Save Money on Transportation in Japan!

The following information will all be from my research and partly from my experience in Japan.

IC Cards
One of the most convenient ways to travel in Japan is using an IC card, pre-paid cards that you can load up and use as a debit card for travelling. They allow you to quickly scan and pass gates to the subways or pay for bus fares. In addition to that, you can use them to quickly pay at convenience stores. The con of this is that it is simply too convenient that you can easily pay quite a bit if you are not paying attention. Of course, transportation in Japan is cheap since they are usually 200-500 yen (~2-5 USD)  for one way, but if you plan to practically explore a whole city like me, that amount can exceed $100 USD. If you plan on only going to a few places by the subway, then IC cards are the way to go!

Tokyo Subway Passes

The Tokyo subway passes allow you to take subways from the Tokyo Metro and Toei Subway lines for an unlimited amount of times for as long as the time indicated on the ticket you buy and only in Tokyo. You can buy passes for 24, 48, or 72 hours. For adults, the passes will be 800, 1200, and 1500 (or $8, $12, and $15).  If you know where you want to go and will be using the subway a lot, this option will sound very attractive to you. The con of this is that it does not include the JR lines, so if you were planning to use those, you might want to rethink about buying these passes or planning a new route to get there.
These passes are only sold to foreigners at airports, some designated hotels, and designated vendors, which you can find here:
You will need your passport to buy one, so keep it handy when you arrive.

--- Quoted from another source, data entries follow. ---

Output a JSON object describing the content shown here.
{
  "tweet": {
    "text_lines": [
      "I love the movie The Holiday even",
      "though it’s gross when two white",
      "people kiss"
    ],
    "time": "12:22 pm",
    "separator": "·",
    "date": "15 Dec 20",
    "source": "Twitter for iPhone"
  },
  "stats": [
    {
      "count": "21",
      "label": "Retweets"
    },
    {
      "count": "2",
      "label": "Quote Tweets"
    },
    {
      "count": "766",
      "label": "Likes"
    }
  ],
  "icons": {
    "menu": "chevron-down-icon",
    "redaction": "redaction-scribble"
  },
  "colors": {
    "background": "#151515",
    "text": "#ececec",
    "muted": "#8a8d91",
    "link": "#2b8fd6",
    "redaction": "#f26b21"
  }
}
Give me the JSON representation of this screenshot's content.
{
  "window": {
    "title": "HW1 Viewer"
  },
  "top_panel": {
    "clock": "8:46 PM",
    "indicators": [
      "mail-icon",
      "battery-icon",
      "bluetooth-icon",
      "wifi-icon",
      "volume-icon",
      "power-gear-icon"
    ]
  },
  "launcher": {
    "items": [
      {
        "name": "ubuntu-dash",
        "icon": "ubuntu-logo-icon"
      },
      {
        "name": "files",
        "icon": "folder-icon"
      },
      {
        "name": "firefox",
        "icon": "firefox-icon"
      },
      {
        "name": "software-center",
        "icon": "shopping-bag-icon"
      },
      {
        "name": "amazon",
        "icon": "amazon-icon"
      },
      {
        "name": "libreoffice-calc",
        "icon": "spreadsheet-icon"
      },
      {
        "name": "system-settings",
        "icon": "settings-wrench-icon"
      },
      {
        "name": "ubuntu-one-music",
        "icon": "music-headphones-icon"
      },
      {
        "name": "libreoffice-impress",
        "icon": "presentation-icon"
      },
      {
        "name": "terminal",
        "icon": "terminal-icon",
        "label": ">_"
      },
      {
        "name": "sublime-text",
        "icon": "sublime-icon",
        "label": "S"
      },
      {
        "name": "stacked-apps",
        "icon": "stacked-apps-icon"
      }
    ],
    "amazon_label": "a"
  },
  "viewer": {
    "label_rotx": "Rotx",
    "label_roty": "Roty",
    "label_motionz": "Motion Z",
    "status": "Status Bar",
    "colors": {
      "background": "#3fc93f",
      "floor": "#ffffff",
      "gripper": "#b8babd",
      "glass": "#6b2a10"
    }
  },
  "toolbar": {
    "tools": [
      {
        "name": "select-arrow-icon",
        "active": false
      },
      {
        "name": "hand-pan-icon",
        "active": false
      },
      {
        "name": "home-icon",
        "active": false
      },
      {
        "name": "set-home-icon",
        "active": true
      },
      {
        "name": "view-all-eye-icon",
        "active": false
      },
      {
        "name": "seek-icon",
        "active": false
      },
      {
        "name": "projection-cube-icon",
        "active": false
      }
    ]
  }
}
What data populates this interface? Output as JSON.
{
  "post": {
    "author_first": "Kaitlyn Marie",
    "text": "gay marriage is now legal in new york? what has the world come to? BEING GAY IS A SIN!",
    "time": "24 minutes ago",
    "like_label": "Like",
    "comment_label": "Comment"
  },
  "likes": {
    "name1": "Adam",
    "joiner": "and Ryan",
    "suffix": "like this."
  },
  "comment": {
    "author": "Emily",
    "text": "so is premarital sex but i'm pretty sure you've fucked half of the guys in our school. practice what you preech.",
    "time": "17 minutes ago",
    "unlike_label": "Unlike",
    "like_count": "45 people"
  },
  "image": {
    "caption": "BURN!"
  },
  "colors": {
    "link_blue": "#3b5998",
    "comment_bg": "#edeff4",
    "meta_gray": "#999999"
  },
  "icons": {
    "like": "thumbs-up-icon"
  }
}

One of the most important things you need to do before deciding on which option you want, is to calculate how much you will spend on transportation per day. Then, group the days together according to their prices. Try to place the three most expensive days in consecutive order and if their price exceeds 1500 yen, I definitely recommend thinking about getting a 72-hour subway pass for those three days. For example, if you are visiting Harajuku, Shibuya, and Akihabara and the cost to visit them in the first three days is 2000 yen, it would make more sense to buy a 72-hour pass for 1500 yen instead because you still get to go to all three places at a cheaper price. ~5 USD may not seem like a lot, but any amount of money saved would be helpful, right? I'm still unsure if you're allowed to buy more than one 72-hour pass at the same time, but if you can, then it'll definitely help you save more if your groupings of the days always exceed 1500 yen.

The next thing to check if you are thinking of getting a Tokyo Subway pass is looking at a map of all the places the subways can take you to make sure your destinations are included.
Source: Google
Highlight the places you want to go to make sure the Tokyo subway will allow you to reach that area. It'd be a waste of money if you wanted to go somewhere and buy the cheaper option just to realize the option won't take you there. 
My advice for saving money on transportation is prioritizing the Tokyo Subway passes and asking travel agents if it's allowed to buy more than one of their passes at a time and add about $10 onto an IC card since you can always add more to the IC cards if necessary.